Leptospirosis is a global zoonotic disease affecting humans, companion animals, and domestic livestock. Clinical presentation of disease is dependent on complex interactions between host species and pathogenic species, serovars, and strains of Leptospira. This is exemplified by L. borgpetersenii serovar Hardjo strains HB203 and JB197, which differ very little by genome content but cause divergent clinical disease phenotypes in the hamster model of leptospirosis. JB197 causes an acute lethal disease while HB203 establishes a chronic asymptomatic infection of the kidneys.
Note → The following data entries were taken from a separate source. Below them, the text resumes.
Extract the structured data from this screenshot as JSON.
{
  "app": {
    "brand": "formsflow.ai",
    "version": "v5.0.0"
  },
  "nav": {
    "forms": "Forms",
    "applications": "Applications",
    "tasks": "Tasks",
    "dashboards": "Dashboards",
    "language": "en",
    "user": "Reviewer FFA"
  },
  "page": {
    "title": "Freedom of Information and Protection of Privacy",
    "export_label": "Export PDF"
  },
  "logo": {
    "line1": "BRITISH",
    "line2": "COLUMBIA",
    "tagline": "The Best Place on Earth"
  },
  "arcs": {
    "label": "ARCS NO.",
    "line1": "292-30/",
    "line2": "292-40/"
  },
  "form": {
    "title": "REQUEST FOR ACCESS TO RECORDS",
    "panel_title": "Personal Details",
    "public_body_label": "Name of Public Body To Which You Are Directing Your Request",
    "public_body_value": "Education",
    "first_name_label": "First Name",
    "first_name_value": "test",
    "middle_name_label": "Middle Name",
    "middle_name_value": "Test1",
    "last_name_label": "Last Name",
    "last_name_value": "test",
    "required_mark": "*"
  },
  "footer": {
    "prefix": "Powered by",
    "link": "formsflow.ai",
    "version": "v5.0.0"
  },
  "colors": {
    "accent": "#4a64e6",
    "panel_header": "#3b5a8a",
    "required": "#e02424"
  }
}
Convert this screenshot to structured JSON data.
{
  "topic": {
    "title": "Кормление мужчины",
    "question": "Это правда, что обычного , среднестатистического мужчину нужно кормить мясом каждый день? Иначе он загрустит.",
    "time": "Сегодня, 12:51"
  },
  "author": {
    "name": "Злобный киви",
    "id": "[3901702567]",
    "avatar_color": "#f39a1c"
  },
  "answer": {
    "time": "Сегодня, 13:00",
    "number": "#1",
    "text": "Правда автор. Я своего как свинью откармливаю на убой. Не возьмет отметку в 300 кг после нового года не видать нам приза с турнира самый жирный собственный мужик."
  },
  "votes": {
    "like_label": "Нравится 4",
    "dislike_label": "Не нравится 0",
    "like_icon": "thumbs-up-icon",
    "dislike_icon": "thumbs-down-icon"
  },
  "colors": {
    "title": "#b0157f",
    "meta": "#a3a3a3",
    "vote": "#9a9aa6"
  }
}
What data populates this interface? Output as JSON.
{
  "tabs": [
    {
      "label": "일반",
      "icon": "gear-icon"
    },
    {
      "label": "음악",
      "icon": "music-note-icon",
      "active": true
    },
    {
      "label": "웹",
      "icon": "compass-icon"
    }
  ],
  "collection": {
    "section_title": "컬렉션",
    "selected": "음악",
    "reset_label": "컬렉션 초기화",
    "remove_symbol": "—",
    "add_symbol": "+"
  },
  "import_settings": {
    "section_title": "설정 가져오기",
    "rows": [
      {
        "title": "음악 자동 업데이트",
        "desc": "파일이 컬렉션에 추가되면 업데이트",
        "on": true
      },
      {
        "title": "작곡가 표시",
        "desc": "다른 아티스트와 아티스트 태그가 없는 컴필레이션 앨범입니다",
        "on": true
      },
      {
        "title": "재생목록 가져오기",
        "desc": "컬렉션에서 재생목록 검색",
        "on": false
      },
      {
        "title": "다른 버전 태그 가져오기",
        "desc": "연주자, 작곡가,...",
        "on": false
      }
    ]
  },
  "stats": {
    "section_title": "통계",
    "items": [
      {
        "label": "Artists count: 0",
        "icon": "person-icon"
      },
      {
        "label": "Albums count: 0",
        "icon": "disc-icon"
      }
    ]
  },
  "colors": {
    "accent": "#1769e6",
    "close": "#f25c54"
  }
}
Previous work has shown that Leptospira modify their gene expression in response to temperature.

Results

RNA sequencing performed on serovar Hardjo strains HB203 and JB197 cultured at both 29˚C and 37˚C directly from experimentally infected hamsters identified 266 small RNAs (sRNAs) previously unannotated for L. borgpetersenii. Levels of expression for each novel candidate sRNA are reported: 67 and 10 sRNAs were differentially expressed between strains (at 29˚C and 37˚C respectively) while 32 and 10 were differentially expressed between temperature conditions (within JB197 and HB203 respectively). Conservation analysis of candidate sRNAs within the genus Leptospira identified a binomial distribution comprising highly conserved sRNAs such as JB_C1_N135/LIC1nc80 and JB_C1_N610 which are found in 42/43 pathogenic species compared to others such as JB_C1_N595 and JB_C1_N1040 which are restricted to strains of L. borgpetersenii.

Conclusions

The nuances of what contributes to Leptospira strain-specific pathogenesis are poorly understood. Non-coding sRNAs have regulatory impacts on gene expression that can alter leptospire protein profiles, virulence factors, and host-pathogen interactions. Levels of conservation of these sRNAs within the genus Leptospira identified those that were highly conserved compared to others that were species-specific. Results emphasize the broad role that sRNAs play in regulating gene expression of Leptospira, and the potential for sRNAs to be used for clinical detection as well as species/serovar specific typing.